Hilton La Sabana, San José, Costa Rica. Image © Andres Garcia Lachner.
Hilton La Sabana, San José, Costa Rica. Image © Andres Garcia Lachner.

The Trends Shaping the Future of Hospitality

Editor’s Note: This blog is part of our Design Forecast blog series, looking at what’s next in 2022 and beyond. Here, we sit down with Tom Ito, global leader for Gensler’s Hospitality practice, to discuss what’s next for hospitality design.

What are the biggest trends that you’re seeing impacting hospitality operators in the next five years?

The leisure segment is going to foster the rebound, along with local destination travel. Hotels will accommodate our changing lifestyles as people have the ability to be in resort locations while working. We’re seeing spaces that are a lot more conducive to people who can work remotely. We’re also seeing an extension of the longer stay and branded residences as people are looking to live and work in beautiful places. That’s going to be one of the trends shaping hospitality design in the next five years.

Are travelers looking for anything different in the hotel brands they’re considering?

The zest for experience is still key. We’re integrating art and culture into our projects to make them more meaningful. It’s important that we create unique experiences for hotels that are embedded in the locality. So, a project in New York might be different than a project in Costa Rica or London because each locale has its own unique character and history.

We’re also seeing some great local ecotourism. This whole notion of glamping — being in nice places, and being outdoors, but also being very comfortable — that’s a new type of destination-driven experience that we’re seeing moving forward.

What changes or practices have hotels incorporated as a result of the pandemic? And do you think those practices will stay or change as people resume travel?

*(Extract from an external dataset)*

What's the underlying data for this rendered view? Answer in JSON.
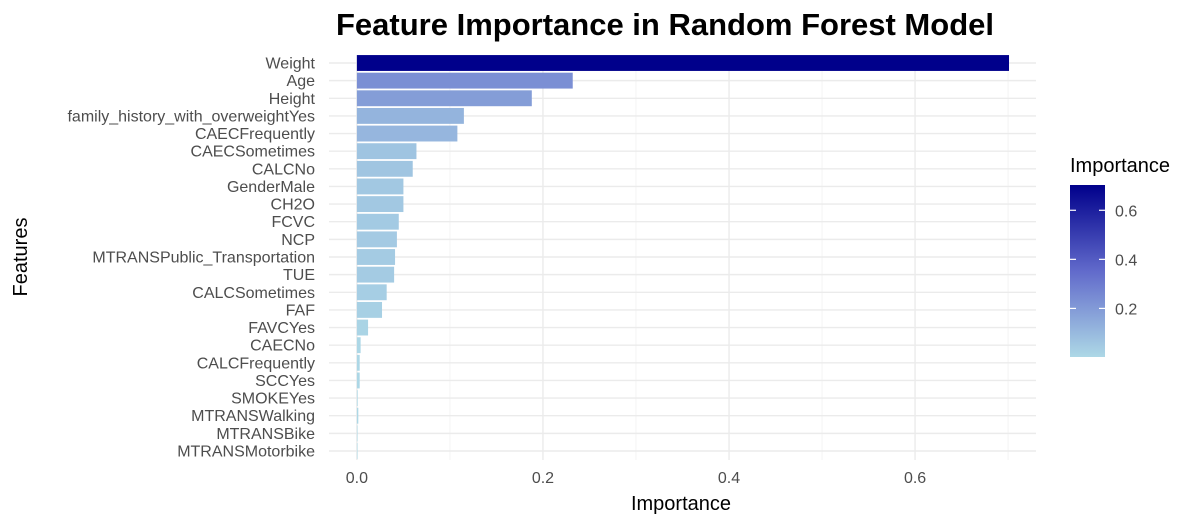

Hotels were already using technology, but they’re embracing it even more to respond to guests’ desire for more frictionless devices to navigate their journey. Among the important challenges that operators are facing are staff shortages. It’s important for a hotel to have the right proportion of staff to guests. Technology is being used to bridge that gap by offering solutions that can create a more personalized, enhanced guest experience while improving efficiency by allowing staff to better use their time to connect with guests.

How is Gensler working with hospitality brands to address issues around sustainability and climate change?

We’re always looking for ways to construct buildings that reduce a hotel’s carbon footprint, such as sustainable materials and construction technologies. We also like to design spaces with passive solutions, such as daylighting and access to the outdoors. We’re also looking at ways to mitigate the use of plastic and use more environmentally-friendly amenities.

Another key sustainability strategy is adaptive reuse and repositioning. That’s playing out in developments that are underutilized or not in high demand, such as office space, department stores, or retail centers being converted to hotels, residential, or mixed-use developments. Repurposing buildings helps maximize the use of a project and mitigate any other long-term effects in constructability, because you’re utilizing an existing structure and repurposing it.

What are the top amenities travelers are looking for in hotels today?

One of the biggest amenities is food & beverage. You can have great dining experience in various places in a hotel — not necessarily in a sit-down restaurant, but in a nice lounge setting, in outdoor spaces, and even in your room. The whole notion of guest room dining has changed.

Health and wellness amenities are also huge. Not only eating healthy but feeling healthy and fit in areas that provide you with healthy activities. We’re also seeing integration of technology or products that guests can use to exercise in their room.

We also believe that meeting, convention, and business spaces, which may be a little slower to return, will eventually come to play. We’re designing spaces, both in hotel rooms, as well as meeting places, that are hybrid in nature. So, we’ll see a combination of the physical and virtual together for conferences and meeting spaces.

The other thing we’re going to see is the elevated role of hotels in the community. We often think of hotels now as a third place where people will go to work, and that’s spurring new types of guest demands. Hotels are not only servicing guests who are transient, but also those who are going to do an overnight stay or have a great meal, meet with people, or socialize. It raises another revenue stream for our clients because they can rely on that local travel, on that community, to engender a lot more business.

Are hotels repurposing meetings and convention spaces?

Even pre-pandemic, we’ve seen the importance of spaces that are flexible, adaptable, and transformable from day to night. Now, spaces such as meeting rooms are being reused for other purposes — whether for specialized training sessions, food & beverage outlets, or community meetings. We’re going to see a lot more spaces that can convert and be more flexible moving forward.

Post-pandemic, where do you see the greatest opportunity for hotel operators?

I believe the greatest opportunity for operators is embracing technology even further. It’s not only about efficiency, but it’s driving better social and guest interactions. The idea of connected experiences — the convergence of the physical and digital together along with the total guest journey — is where we’re headed.

A great example is the new Atari Hotels project in Las Vegas. We’re using the building’s façade to play a game on. Guests can create their own personal avatar as they enter the building. It’s a way of moving the Atari brand forward to create a new experience. That’s the ultimate way of integrating technology and digital to interact with guests.